Dubbed the Hesla, the company took a Model S and retrofitted it with a hydrogen fuel system that complements the electric battery. With all the power-boosting add-ons available, the Model S maxes out with a 315-mile range on a full charge. The hydrogen fuel cell option gives it another 305 miles before the driver would need to plug in or fill up.
Tesla wasn’t involved in developing the hydrogen kit, so the firm’s most significant obstacles were navigating the complicated and proprietary software and electrical systems.
The use of hydrogen could also be getting a boost by the major automotive OEMs. Toyota, Honda, GM, and Hyundai are all planning to release vehicles that utilize the fuel source within the next five years.
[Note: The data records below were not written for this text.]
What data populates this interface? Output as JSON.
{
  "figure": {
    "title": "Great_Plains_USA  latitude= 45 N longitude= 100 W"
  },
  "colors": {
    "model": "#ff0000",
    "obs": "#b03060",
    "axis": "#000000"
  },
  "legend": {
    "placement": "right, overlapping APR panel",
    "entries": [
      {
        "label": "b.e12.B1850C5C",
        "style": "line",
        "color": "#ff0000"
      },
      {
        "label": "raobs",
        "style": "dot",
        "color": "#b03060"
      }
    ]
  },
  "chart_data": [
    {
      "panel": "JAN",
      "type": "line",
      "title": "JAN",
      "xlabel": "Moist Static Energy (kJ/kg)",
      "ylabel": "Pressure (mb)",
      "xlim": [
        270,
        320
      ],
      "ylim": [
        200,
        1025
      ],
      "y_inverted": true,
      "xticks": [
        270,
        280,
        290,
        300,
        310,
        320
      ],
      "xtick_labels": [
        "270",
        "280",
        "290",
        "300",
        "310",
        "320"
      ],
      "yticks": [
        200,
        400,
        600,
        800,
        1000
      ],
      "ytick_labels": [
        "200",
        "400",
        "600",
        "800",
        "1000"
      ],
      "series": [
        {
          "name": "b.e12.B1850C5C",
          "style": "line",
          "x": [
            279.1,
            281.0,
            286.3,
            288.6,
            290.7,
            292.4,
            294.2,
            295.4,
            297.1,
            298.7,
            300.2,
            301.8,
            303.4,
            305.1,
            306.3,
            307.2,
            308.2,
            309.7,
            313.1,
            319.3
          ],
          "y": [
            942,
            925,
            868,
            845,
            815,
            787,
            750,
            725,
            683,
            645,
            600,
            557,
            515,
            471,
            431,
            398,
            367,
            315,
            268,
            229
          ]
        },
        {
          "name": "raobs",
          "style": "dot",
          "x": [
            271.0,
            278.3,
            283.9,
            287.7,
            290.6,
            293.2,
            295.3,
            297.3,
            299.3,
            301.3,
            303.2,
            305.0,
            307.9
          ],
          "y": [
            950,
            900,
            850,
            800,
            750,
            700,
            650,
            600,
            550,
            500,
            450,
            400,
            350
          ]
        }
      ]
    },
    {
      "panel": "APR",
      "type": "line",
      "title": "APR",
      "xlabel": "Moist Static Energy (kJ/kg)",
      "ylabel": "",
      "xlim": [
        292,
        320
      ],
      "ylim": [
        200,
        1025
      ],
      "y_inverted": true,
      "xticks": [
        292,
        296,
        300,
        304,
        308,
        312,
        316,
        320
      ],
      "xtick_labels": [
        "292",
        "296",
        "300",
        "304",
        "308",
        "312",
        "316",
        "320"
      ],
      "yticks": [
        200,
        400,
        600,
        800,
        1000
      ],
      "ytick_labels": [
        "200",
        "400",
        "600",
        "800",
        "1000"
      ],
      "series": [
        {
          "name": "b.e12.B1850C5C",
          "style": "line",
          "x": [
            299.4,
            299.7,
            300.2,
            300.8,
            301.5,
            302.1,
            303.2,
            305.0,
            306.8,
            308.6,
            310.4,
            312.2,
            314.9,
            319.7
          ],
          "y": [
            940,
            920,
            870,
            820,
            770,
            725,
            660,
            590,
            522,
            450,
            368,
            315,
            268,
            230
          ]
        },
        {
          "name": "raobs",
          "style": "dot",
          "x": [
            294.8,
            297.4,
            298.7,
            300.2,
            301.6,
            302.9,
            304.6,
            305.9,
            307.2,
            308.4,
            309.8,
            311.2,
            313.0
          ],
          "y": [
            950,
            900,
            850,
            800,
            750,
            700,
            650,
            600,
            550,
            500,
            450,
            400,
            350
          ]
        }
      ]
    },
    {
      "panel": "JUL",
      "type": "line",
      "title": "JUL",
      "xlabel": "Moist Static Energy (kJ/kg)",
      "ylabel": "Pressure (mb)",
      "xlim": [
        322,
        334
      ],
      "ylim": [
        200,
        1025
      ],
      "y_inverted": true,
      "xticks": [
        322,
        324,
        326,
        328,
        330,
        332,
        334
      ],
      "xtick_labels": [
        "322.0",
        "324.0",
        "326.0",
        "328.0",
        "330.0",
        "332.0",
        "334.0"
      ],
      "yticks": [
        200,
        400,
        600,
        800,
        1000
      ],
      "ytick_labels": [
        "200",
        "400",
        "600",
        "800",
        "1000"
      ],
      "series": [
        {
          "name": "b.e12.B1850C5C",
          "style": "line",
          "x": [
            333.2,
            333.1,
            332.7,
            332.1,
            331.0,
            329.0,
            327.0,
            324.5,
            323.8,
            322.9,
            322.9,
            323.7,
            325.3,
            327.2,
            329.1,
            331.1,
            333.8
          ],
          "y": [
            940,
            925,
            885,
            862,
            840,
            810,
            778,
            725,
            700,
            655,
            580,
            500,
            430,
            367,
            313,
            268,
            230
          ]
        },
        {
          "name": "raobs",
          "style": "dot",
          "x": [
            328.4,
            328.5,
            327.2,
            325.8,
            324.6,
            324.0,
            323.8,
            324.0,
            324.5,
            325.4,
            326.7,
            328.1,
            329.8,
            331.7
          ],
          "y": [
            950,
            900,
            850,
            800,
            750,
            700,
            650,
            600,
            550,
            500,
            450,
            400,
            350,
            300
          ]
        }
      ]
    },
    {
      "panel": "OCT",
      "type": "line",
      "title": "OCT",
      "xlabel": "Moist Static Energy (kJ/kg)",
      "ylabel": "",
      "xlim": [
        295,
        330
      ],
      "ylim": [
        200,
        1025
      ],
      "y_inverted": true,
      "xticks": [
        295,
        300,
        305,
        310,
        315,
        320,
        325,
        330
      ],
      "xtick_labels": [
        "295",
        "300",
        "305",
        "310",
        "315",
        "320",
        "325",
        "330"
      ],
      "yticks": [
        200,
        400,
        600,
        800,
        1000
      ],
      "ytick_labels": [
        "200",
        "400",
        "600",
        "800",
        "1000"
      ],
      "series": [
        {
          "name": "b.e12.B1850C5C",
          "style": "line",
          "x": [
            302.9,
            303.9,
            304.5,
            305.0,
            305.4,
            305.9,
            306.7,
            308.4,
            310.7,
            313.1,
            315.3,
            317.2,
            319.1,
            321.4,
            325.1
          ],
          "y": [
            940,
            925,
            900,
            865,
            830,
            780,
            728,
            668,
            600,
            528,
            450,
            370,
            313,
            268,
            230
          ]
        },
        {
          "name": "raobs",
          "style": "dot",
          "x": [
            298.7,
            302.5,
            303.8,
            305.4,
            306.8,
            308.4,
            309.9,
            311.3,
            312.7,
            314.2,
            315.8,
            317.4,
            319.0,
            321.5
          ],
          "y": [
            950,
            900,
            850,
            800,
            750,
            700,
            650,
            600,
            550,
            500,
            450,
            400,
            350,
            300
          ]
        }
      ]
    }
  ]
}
This move could help push the development of fuel stations. Because according to the U.S. Department of Energy, only 39 such stations currently exist in the U.S., and all but four of them reside in California.
While you wait for hydrogen, this retrofit for the Tesla won’t come cheap. Consider that the model S for which Holthausen developed the kit is not the base model, but the P100D that retails for $135,000. The retrofit itself will run another $70,000.
So that devotion to keeping it clean will cost you about as much as a Bentley, Aston Martin, or Ferrari.
Holthausen expects the kit to be available by early next year.